La historia. Es una y no hay más; un corte en la vida de uno, dos, tres personajes, un relato que parte de un momento donde hay un pasado que no se menciona, que no tiene que explicarse porque ya está de manera implícita explicado en cada escena siguiendo a los personajes, colocándolos donde están ahora, en su aquí con su futuro tan incierto, tan inexistente. Un detalle que no deja de conmoverme es el fantasma que Aki hace vivir en los filmes posteriores a la muerte de su amigo, el actor Matti Pellonpää, quien actúa desde ese retrato que aparece en algunos planos, un fantasma callado, triste y solemne, sonriendo desde su muerte.

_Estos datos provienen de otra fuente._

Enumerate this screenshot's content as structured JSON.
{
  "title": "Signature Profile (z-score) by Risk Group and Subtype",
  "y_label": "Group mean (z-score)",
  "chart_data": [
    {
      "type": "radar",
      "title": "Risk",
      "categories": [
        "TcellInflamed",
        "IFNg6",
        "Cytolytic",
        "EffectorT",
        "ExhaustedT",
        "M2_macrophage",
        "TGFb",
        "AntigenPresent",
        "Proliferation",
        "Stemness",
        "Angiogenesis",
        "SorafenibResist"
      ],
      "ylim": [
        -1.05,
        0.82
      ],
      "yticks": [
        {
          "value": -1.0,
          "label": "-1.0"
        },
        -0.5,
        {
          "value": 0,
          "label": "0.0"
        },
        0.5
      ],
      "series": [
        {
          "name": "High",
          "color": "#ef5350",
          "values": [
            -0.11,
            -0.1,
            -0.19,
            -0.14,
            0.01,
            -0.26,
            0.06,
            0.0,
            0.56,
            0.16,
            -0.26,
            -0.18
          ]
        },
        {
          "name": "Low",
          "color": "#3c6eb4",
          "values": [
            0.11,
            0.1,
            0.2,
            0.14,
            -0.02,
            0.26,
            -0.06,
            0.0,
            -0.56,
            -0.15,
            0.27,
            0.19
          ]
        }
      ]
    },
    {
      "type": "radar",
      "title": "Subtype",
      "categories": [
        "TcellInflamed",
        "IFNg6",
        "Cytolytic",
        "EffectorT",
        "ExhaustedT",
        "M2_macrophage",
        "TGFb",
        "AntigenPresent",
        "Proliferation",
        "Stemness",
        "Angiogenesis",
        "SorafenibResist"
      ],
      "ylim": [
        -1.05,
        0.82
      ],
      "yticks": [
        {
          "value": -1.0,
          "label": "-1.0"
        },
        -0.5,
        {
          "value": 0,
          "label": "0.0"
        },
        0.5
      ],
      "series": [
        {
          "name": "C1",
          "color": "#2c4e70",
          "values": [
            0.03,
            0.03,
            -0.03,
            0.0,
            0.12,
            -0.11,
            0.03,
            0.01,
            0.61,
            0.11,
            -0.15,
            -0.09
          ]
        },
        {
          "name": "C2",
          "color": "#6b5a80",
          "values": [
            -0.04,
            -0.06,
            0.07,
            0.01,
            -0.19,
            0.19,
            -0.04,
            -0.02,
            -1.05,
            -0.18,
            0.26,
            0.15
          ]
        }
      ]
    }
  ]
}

Los diálogos no esconden metáforas, son directos, mecánicos, de una frialdad agresiva, que llega a herir; son la amalgama entre Carver y Hemingway, entre lo que se dice y lo que creemos que se quiso decir o lo esperábamos que se dijera. Son bellos y justos. Porque Kaurismäki coloca en la boca de los personajes las palabras precisas, los lenguajes de las miradas y los silencios, siempre los que más dicen. Diálogos que sólo pueden surgir de una comunión entre la pérdida y la esperanza. Una actuación más de encuadres, más de colocar la cámara en cierto sitio y lograr que ese impulso helado se vuelva a su vez, cosa irónica (otra herramienta del autor, la ironía), un aire cálido. Y está la música. Un personaje más, uno fundamental en la obra de Kaurismäki. Un tango en Le Havre, una balada de rockabilly de los sesenta en Mies vailla menneisyyttä; el fatigado Je bois… de Boris Vian en La vie de Bohème, Aki Kaurisäki reivindica la música del siglo XX dándole la relevancia y seriedad muchas veces ignorada o mal lograda en otros filmes. Los temas seleccionados no son utilizados para vestir una imagen carente de fondo o distraer un rato, los temas seleccionados son una extensión de la imagen, ambos se alimentan entre sí. Un folk escapando de una vieja radio, un grupo de rock con acordes de guitarra que suenan a Buddy Holly en Helsinki, Little Bob, Leningrad Cowboys, Mozart, y una larga lista que se confunde entre paisajes, idiomas, costumbres distintas, porque si hay algo capaz de unir, es la música. El cine. Y es el arte donde el cine encuentra su patria. Ahí tienen su hogar dichos filmes, en esa geografía peculiar, una geografía que se nos hace tan familiar pero que extrañamente sólo existe en las películas de Aki Kaurismäki. Ese hombre que fuera albañil en sus años de juventud, quien dice no hacer películas sino cine, nos entrega un arte que convive con el arte de los grandes.
En medio de todas las porquerías que se están haciendo, de las grandes tecnologías, la tercera y la cuarta dimensión, la secuela de la secuela de la secuela, la adaptación de un libro de moda escrito por un escriba también de moda; la explosión que llena la pantalla y despide olor a petróleo, la camarita que se pasea por las curvas de una actriz que también canta, modela, diseña y sale en las revistas (todos, logros conseguidos por esas curvas que también sabe pasear en la alfombra roja); en medio de la contaminación de las industrias y del público que quiere que le cuenten una historia bonita, hay todavía un cine tan desconcertante, tan real, lleno de genio y tan vivo como el de Aki Kaurismäki.
Tuve la oportunidad de ver Le Havre durante su etapa de festival. La sala de cine semi vacía gracias al estreno de La piel hábito, y como dices tú; un tesoro cinematográfico. Gracias por el recuerdo.